The CLEVR dataset [30] is proposed to test the reasoning ability of VQA tasks, such as counting, comparing, and logical reasoning. Questions and images from CLEVR are generated by a simulation engine that randomly combines 3D objects. This dataset contains 699,989 training questions, 149,991 validation questions, and 149,988 test questions.

Experimental Setting. In our proposed model, the image is resized to \(224\times 224\). The question is first embedded to a 300-d vector through a FC layer followed by a ReLU non-linear function, and then input into a 2-layer LSTM with 256 hidden states to generate textual features. Our QGHC network contains three QGHC modules for fusing multi-modal information. All parameters are learned from scratch and trained in an end-to-end manner. The network is trained using the ADAM optimizer with the learning rate \(5\times 10^{-4}\) and batch size 64. All the results are reported on the validation subset.

Fig. 4.
figure 4

Visualization of answer activation maps generate by the QGHC.

Comparison with State-of-the-Arts. We compare our model with the following methods. CNN-LSTM [6] encodes images and questions using CNN and LSTM respectively. The encoded image features and question features are concatenated and then passed through a MLP to predict the final answers. Multimodal Compact Bilinear Pooling (MCB) [10] fuses textual and visual feature by compact bilinear pooling which captures the high level interaction between images and questions. Stacked Attention (SA) [18] adopts multiple attention models to refine the fusion results and utilizes linear transformations to obtain the attention maps. MCB and SA could be combined with the above CNN-LSTM method. Neural Module Network (NMN) [35] propose a sentence parsing method and a dynamic neural network. However, sentence parsing might fail in practice and lead to bad network structure. End-to-end Neural Module Network (N2NMN) [43] learns to parse the question and predicts the answer distribution using dynamic network structure.

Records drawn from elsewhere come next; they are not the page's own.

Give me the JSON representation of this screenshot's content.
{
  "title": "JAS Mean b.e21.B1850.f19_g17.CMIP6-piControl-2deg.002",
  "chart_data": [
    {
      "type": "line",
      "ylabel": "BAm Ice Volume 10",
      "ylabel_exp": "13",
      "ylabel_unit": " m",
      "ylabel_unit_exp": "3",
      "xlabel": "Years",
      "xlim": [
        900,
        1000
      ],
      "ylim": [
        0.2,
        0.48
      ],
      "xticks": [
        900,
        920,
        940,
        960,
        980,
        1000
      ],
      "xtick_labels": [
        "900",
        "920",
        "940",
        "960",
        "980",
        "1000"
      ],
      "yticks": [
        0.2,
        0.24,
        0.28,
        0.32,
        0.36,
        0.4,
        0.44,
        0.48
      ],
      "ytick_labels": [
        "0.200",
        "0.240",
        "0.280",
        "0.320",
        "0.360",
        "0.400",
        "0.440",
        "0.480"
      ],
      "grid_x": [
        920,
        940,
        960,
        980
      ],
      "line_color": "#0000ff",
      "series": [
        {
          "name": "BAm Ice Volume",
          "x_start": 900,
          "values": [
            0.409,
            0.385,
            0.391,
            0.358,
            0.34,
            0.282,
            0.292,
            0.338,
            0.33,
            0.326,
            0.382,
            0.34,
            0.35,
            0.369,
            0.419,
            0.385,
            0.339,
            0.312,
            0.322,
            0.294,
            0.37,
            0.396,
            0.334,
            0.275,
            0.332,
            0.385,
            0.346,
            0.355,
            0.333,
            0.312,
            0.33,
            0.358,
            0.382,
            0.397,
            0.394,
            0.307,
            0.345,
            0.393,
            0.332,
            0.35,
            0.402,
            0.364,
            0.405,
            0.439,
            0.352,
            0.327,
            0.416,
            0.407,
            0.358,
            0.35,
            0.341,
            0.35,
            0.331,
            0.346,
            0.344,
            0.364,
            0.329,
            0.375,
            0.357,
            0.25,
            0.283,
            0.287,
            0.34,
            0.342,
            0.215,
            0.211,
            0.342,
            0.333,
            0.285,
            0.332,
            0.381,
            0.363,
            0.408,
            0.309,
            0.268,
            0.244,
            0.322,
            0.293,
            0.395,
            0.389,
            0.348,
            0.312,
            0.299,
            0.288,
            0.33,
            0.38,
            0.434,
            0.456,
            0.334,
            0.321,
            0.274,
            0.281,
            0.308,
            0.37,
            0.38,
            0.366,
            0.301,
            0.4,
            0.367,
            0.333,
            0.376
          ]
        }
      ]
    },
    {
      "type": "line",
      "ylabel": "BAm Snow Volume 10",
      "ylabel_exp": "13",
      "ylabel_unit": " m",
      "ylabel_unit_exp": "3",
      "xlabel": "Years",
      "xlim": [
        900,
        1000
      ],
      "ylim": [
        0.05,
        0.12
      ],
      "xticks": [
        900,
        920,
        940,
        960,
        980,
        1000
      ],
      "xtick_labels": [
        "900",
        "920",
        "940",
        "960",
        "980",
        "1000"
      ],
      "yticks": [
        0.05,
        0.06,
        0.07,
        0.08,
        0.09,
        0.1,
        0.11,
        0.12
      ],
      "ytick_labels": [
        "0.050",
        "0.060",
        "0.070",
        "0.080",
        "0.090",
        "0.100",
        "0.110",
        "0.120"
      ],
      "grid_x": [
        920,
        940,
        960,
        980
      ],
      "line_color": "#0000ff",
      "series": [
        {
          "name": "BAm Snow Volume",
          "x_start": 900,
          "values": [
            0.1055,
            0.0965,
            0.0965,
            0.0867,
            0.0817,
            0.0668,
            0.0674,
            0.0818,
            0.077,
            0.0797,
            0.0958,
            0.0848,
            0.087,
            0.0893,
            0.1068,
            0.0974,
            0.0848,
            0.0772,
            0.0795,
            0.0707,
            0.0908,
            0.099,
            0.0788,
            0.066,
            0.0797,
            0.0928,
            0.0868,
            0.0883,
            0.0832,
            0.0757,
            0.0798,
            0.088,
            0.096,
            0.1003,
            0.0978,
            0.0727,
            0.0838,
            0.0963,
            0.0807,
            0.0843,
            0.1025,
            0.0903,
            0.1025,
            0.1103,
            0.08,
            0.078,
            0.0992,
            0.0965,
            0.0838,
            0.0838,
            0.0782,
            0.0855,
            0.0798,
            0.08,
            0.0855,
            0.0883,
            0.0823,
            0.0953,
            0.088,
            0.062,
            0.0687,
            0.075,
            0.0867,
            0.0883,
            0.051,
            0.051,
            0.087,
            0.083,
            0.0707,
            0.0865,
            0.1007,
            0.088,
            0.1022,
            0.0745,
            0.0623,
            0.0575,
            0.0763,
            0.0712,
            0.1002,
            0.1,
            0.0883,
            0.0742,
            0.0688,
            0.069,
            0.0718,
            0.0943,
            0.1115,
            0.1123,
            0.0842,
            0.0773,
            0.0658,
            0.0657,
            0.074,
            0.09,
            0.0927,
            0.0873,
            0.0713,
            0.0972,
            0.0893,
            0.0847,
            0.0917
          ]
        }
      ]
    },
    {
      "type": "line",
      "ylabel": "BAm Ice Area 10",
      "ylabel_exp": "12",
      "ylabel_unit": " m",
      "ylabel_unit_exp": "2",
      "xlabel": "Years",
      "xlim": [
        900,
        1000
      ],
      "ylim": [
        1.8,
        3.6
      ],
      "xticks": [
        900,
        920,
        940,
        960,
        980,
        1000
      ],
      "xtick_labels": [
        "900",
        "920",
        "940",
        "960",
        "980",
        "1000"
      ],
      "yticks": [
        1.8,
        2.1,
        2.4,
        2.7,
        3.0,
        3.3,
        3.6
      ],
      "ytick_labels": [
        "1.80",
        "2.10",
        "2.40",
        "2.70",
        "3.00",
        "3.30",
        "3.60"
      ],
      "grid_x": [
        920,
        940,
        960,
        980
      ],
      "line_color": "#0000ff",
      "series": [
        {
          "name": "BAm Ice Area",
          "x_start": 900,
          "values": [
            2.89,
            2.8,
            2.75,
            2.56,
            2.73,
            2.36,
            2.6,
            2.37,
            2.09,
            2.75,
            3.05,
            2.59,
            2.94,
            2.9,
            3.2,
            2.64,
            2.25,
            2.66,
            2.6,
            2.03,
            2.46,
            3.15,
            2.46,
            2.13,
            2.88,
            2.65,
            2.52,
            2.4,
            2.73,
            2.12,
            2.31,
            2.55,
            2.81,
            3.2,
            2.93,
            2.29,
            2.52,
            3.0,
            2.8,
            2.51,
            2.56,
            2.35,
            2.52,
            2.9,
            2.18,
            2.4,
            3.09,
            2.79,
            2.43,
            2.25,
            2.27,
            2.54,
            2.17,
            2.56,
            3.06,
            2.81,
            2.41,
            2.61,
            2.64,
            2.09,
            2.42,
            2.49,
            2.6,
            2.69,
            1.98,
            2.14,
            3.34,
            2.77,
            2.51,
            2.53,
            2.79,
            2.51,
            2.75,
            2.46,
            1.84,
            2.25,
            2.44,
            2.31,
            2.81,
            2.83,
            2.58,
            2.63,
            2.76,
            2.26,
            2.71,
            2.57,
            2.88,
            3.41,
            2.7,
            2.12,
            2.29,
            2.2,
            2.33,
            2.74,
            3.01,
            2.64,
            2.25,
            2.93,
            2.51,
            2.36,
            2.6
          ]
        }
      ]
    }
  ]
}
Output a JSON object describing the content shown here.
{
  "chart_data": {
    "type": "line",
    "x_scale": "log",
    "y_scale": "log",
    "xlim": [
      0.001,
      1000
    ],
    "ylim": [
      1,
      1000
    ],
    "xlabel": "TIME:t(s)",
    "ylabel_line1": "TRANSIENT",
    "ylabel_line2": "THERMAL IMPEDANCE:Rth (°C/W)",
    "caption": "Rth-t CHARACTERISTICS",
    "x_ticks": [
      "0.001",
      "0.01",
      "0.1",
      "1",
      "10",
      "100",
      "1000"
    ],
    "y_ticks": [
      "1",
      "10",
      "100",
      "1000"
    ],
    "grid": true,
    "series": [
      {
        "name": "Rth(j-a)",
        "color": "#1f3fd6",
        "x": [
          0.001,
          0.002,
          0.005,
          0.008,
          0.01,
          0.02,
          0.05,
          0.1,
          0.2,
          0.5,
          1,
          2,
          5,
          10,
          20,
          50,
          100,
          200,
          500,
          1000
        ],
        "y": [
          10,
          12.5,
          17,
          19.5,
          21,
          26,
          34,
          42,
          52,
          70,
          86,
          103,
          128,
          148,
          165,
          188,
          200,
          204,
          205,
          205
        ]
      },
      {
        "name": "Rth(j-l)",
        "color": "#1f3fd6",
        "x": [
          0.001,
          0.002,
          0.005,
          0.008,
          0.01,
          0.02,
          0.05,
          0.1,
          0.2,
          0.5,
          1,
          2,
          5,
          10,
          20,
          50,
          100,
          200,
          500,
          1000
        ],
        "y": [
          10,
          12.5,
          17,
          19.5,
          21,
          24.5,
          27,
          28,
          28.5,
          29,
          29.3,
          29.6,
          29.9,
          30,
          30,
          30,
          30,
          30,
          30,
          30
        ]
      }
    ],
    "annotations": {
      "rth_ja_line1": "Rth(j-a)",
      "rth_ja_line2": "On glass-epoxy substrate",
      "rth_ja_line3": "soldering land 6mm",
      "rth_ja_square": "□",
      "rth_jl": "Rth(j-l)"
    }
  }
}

The results of different methods on the CLEVR dataset are shown in Table 4. The multi-modal concatenation (CNN-LSTM) does not perform well, since it cannot model the complex interactions between images and questions. Stacked Attention (+SA) can improve the results since it utilizes the spatial information from input images. Our QGHC model still outperforms +SA by 17.40%. For the N2NMN, it parses the input question to dynamically predict the network structure. Our proposed method outperforms it by 2.20%.

Table 4. Comparisons of question answering accuracy of the proposed approach and the state-of-the-art methods on the CLVER dataset.

4.3 Visualization of Question-Guided Convolution

Motivated by the class activation mapping (CAM) [9], we visualize the activation maps of the output feature maps generated by the QGHC modules. The weighted summation of the topmost feature maps can localize answer regions.

Convolution activation maps for our last QGHC module are shown in Fig. 4. We can observe that the activation regions relate to the questions and the answers are predicted correctly for different types of questions, including shape, color, and number. In addition, we also visualize the activation maps of different QGHC modules by training an answer prediction FC layer for each of them. As examples shown in Fig. 1, the QGHC gradually focus on the correct regions.

5 Conclusion

In this paper, we propose a question-guided hybrid convolution for learning discriminative multi-modal feature representations. Our approach fully utilizes the spatial information and is able to capture complex relations between the image and question. By introducing the question-guided group convolution kernels with both dynamically-predicted and freely-updated kernels, the proposed QGHC network shows strong capability on solving the visual question answering problem. The proposed approach is complementary with existing feature fusion methods and attention mechanisms. Extensive experiments demonstrate the effectiveness of our QGHC network and its individual components.